Bone marrow transplants have been used since the 1960s to treat cancers and inherited diseases of blood and immune cells. Modern stem-cell and gene-therapy research is making such transplants safer and expanding the range of diseases that can be treated. One important refinement, which Roncarolo will help to develop at Stanford, will be the ability to give patients highly purified preparations consisting of blood-forming stem cells first discovered and isolated by Weissman. She joins Judith Shizuru, MD, associate professor of medicine, who studies bone marrow transplantation in adults, in this effort. Scientists think this approach will eliminate many harmful side effects of older protocols in which patients received mixtures of stem cells that included immune cells capable of reacting against patients’ own tissues.
A pediatric immunologist by training, Roncarolo spent her early career in Lyon, France, at the University Claude Bernard, the pharmaceutical company Schering-Plough and the Hospital E. Herriot, where she focused on inherited metabolic and immune diseases, including severe combined immunodeficiency, better known as “bubble boy disease.”
“As a young doctor, I was really struck by the lack of therapies available to these patients and their families,” she said. “This unmet medical need sparked my interest in the establishment of new treatments using stem cell preparations.”
Immune cell discovery
In Lyon, Roncarolo discovered a new class of T cells. These cells, called T regulatory type-1 cells, help maintain immune-system homeostasis by, among other things, preventing autoimmune diseases and helping the immune system tolerate transplanted cells and organs.
In 1989, Roncarolo moved to the DNAX Research Institute for Molecular and Cellular Biology in Palo Alto, Calif., where she was a key member of the team that carried out the first stem cell transplants given before birth to treat genetic immune diseases. Though the in utero stem-cell transplant cured severe combined immunodeficiency, the procedure could not be generalized to other diseases.

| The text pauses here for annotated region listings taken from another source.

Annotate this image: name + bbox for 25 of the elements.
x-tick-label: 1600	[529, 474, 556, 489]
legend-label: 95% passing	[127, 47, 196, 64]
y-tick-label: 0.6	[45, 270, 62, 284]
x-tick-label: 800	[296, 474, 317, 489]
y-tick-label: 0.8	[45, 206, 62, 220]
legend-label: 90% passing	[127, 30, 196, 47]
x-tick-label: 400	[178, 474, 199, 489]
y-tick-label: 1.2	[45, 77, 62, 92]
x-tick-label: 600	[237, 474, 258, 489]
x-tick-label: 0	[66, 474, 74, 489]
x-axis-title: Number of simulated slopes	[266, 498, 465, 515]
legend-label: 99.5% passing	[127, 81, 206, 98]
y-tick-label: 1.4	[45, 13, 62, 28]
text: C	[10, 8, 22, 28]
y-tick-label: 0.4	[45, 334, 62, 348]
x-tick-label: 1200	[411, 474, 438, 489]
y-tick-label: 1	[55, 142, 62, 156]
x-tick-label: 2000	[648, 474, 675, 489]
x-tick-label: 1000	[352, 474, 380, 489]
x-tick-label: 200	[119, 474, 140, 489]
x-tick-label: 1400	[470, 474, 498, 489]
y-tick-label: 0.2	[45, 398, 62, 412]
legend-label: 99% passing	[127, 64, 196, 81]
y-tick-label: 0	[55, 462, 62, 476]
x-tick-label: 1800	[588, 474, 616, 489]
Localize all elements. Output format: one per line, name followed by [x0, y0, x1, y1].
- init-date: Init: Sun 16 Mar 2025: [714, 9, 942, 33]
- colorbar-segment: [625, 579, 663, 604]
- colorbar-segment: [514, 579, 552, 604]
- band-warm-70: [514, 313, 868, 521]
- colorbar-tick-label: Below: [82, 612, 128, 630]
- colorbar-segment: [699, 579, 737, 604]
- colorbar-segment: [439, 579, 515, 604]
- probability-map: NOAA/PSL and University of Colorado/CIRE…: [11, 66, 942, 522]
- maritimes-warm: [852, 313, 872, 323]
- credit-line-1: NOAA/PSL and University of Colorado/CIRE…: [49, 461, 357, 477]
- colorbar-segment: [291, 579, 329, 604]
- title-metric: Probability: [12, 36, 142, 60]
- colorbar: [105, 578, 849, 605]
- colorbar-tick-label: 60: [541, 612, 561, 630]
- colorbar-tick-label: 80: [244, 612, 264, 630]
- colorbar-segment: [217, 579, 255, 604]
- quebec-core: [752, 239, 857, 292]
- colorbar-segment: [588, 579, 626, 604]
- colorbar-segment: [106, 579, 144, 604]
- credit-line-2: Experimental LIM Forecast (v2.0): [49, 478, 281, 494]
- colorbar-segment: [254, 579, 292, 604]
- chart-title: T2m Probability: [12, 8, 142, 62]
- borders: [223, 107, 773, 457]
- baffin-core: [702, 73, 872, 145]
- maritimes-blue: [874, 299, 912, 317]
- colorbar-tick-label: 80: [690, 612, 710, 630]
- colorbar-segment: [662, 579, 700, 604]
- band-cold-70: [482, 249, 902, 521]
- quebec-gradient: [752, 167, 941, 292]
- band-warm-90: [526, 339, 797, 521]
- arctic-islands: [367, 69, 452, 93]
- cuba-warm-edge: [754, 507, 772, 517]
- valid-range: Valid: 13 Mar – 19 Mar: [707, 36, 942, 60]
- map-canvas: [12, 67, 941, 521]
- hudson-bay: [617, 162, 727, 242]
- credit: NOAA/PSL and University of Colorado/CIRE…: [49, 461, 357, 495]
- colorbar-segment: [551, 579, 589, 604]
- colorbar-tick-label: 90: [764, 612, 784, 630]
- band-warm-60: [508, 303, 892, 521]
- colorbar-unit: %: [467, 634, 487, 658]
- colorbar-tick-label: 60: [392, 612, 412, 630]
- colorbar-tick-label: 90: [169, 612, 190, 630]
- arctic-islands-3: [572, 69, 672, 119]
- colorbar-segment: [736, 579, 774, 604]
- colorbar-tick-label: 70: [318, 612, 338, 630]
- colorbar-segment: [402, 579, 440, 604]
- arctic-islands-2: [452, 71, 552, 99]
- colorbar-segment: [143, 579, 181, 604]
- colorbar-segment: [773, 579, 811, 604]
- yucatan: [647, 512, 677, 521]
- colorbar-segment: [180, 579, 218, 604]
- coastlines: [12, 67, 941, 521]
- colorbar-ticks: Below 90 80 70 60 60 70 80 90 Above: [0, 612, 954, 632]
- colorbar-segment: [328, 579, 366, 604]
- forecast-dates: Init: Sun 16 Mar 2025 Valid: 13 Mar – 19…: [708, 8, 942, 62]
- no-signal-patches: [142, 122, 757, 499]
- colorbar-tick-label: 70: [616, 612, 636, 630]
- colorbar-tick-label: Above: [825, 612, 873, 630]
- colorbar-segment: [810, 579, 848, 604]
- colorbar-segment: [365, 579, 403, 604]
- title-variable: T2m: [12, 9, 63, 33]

This prompted Roncarolo to turn to gene-therapy approaches, which she pursued at the Telethon Institute for Cell and Gene Therapy at the San Raffaele Scientific Institute after moving there in 1998. She became the institute’s director in 2000.
Unlike a bone marrow transplant, gene therapy does not require a donor. Instead, defective stem cells are removed from the patient, engineered to contain functioning copies of the gene and transplanted back to the patient. Roncarolo led a trial of gene therapy for adenosine deaminase deficiency that was considered the gold standard for gene therapy when results on the first 10 patients were published in 2009.
Today, Roncarolo is excited by the possibility of bringing stem cell and gene therapies to greater patient populations. “At Stanford, there are really fantastic discoveries that can be translated into therapies that make a real difference for people,” she said. “I hope to measure my success at Stanford by the number of diseases we can cure.”